How exclusion hides itself
Exclusion doesn’t always look like a dramatic cut. It can be subtle—making one parent the “bad guy” and the other the victim. Over-identifying with one side. Never speaking about someone again. Skipping the grief. Bypassing the pain.
But the soul remembers.
And when we don’t truly process what’s missing or mourn what’s been lost, we often pass it down or act it out. Some do it through control. Others through collapse. And some, as I’ve seen time and time again in constellation work, through self-sabotage—consciously or unconsciously trying to atone for what they were not able to resolve with the people who gave them life.
The movement of “taking in”
This is where the concept of “taking in” becomes essential.
To “take in” doesn’t mean to condone. It doesn’t mean you must make contact, reconnect, or forgive the unforgivable. It means to accept that this person is part of your soul journey and your system. That they belong and have a place in your journey (even if it was a shitty one!). That your life came through them. That no matter how hard it is to see your Soul will gain something from this life path that will assist it to grow and evolve.

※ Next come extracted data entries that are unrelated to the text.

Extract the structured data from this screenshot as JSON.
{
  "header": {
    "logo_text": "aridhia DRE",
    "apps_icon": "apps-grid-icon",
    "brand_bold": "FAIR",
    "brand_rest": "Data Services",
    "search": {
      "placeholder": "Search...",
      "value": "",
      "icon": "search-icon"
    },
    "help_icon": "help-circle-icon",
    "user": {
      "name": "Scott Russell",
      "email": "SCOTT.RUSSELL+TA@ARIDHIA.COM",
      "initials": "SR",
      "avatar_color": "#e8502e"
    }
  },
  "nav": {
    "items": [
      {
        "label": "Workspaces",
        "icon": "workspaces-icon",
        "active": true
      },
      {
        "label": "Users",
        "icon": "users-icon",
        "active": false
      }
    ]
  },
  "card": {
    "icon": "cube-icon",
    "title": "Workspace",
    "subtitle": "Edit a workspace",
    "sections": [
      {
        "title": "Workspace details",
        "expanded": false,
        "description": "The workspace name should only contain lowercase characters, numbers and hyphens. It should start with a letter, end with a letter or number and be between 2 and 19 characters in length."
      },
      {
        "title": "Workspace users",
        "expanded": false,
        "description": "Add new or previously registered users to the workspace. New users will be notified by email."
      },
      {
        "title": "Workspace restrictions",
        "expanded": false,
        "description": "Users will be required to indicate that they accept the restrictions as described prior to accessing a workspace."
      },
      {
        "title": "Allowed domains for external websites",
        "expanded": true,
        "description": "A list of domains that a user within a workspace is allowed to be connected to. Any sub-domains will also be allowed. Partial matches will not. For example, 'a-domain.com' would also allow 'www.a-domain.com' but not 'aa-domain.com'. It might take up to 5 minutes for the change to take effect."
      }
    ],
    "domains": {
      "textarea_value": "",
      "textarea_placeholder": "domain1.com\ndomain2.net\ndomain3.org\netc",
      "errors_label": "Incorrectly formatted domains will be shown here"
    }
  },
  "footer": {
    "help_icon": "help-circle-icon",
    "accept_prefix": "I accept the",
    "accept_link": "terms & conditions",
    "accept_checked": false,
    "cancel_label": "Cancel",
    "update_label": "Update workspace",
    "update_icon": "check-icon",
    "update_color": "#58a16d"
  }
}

Taking in means acknowledging their place without resistance. Again, this is not about forgiving or bypassing trauma. Nothing to do with that. It’s a soul-level movement that says: “I see you. I take what you could give, even if all that was my life. And I leave the rest with you.”
This internal reordering begins to restore the natural flow of energy and love in your system. Because what we reject, we stay tied to including the pain, patterns and trauma connected to it. And what we include, we finally become free from.
Why this matters
Here’s the truth: until we take in what is, we can’t move forward and build something new. Healing doesn’t mean agreeing with what happened. It doesn’t mean pretending you haven’t experienced pain. Some of you may need some therapy work before you can get to the soul level movement. But eventually you will need to get here. It means finding your rightful place in the system as your parents’ child. No longer rejecting or idealising, but seeing with soul eyes. And saying: “Yes, this too belongs.”
Because only then can you truly receive love.
Only then can you stop pushing away the very things you crave: abundance, partnership, vitality, purpose.
This work isn’t about blame—it’s about truth. And truth, when met with love, sets you free.